Foods that have protein in them have the highest satiety value. For example, a ham and egg breakfast will keep us full for a longer period of time than pancakes with syrup even if they both contain the same amount of calories. Also, high fat diets have a higher satiety value than high carbohydrate diets. Another factor that comes into play is how much fiber and water is within the meal consumed. Bulky meals tend to stretch the stomach and small intestine sending signals back to the hypothalamus telling us we’re full. Beverages tend to be less satisfying then solid foods which is why it’s important to limit high sugary beverages in our diets because it will most likely cause us to over eat and not feel full.

The factors that influence our appetite have to do with our sensory data, social and cultural cues and learning. Foods stimulate our five senses. Foods that are prepared and arranged with several different colors and shapes appeal our sense of sight. Food producers know this and spend millions of dollars annually in the US to promote and package their products this way. The aromas of foods are also powerful stimulants. The sense of sell is so acute that newborn babies can distinguish the scent of their own mother’s breast milk from other mothers. Much of our ability to taste foods actually comes from our sense of smell which is why foods aren’t as appealing when we have a stuffy nose. Texture is also important because it stimulates nerve endings sensitive to touch in our mouths and tongues. Our sense of hearing can also be stimulated by foods. For example, the fizz of cola or the crunch of peanuts or the “snap, crackle, pop” of Rice Krispies cereal can all have an influence on what we consume.
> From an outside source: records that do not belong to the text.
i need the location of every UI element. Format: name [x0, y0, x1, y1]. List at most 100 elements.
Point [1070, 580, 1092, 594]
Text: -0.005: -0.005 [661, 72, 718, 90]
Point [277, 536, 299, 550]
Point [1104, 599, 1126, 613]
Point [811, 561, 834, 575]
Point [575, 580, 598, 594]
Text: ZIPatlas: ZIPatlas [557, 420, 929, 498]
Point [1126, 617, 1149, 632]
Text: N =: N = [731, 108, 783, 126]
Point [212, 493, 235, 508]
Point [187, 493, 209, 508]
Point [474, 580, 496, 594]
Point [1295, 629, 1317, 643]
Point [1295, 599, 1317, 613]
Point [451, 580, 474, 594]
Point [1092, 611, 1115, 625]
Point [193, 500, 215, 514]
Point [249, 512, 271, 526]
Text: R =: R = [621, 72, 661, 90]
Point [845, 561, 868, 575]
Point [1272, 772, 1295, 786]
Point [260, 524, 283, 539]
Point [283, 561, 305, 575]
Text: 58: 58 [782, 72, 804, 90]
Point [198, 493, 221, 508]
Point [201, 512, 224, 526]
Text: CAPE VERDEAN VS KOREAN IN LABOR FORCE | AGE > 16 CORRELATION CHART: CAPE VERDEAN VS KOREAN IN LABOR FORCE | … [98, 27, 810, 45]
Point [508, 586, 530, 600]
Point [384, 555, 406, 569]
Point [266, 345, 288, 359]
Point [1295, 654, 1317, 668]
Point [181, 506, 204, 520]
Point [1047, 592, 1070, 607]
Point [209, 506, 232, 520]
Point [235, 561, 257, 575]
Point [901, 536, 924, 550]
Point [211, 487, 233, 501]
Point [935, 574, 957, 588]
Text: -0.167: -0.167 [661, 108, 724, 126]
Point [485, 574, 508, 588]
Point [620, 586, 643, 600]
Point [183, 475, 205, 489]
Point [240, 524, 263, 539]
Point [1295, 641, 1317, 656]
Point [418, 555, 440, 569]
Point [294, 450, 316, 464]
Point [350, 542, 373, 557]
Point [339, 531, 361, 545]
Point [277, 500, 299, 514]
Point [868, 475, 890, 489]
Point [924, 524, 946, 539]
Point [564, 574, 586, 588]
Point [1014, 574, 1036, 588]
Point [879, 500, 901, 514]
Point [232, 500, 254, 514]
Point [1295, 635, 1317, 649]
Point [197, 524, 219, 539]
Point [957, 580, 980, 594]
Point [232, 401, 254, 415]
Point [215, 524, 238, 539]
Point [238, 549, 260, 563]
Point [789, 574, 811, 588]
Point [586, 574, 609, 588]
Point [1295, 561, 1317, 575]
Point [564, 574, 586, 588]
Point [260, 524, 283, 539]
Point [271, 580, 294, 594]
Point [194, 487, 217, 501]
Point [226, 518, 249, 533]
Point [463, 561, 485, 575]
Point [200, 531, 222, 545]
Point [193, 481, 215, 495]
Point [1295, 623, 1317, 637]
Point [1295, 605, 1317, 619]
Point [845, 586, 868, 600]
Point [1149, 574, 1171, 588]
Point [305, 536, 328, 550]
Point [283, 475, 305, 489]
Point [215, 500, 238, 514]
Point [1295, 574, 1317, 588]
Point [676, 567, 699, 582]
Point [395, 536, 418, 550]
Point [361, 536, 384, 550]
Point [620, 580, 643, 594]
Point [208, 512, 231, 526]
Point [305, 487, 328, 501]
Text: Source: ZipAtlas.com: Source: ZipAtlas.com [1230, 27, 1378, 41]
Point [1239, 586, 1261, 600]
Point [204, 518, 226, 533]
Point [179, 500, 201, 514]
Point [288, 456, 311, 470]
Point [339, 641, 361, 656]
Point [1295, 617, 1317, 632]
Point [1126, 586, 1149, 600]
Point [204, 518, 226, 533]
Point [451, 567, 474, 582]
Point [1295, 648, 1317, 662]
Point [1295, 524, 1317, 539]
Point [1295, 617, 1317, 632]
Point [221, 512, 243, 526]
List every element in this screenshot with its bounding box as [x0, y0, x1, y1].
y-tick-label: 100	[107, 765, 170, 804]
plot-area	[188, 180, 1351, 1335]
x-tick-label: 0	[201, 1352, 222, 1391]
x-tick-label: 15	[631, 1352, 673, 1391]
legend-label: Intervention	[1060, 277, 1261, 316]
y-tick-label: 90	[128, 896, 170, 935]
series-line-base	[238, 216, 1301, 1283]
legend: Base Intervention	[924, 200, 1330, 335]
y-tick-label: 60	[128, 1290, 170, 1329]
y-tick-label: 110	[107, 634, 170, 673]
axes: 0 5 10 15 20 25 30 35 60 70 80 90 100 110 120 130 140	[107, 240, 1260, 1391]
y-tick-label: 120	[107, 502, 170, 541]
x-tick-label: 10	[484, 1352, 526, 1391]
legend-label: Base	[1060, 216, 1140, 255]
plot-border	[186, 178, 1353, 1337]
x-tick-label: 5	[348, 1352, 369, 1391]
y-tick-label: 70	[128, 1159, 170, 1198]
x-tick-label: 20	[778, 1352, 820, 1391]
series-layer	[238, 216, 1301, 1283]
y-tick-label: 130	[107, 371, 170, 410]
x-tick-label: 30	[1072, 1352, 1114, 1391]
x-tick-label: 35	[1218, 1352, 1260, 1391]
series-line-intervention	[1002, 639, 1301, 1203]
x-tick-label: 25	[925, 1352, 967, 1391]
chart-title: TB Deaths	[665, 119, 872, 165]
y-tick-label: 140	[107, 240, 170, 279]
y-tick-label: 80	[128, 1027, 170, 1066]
The brain associates certain social events such as birthday parties or holiday gatherings to stimulate our appetite. Especially at these times, our culture gives us permission to eat more than usual. Even when we feel full, these cues can motivate us to accept more than one serving.  Some may also be triggered to eat more during certain activities such as watching TV or studying or at certain times of the day. Also in some cases, appetite may be a response of an emotional event that has happened. For example, after receiving a bad grade or arguing with someone may reach for more food when they’re not hungry. Many people crave food when they’re worried, frustrated, bored or are at a party. Some also seek food as a reward when good things happen to them.

All of these factors come into play when we desire certain foods. So the next time you’re feeling emotional or are at a gathering with lots of food, think before you eat. Do you really need those extra calories or fat in your body? Although it will taste delicious at that moment, how will you feel afterwards? Keep in mind of how much exercise it will take to burn off all the extra calories consumed when these events take place. Stick to whole, fresh foods and your cravings will eventually disappear!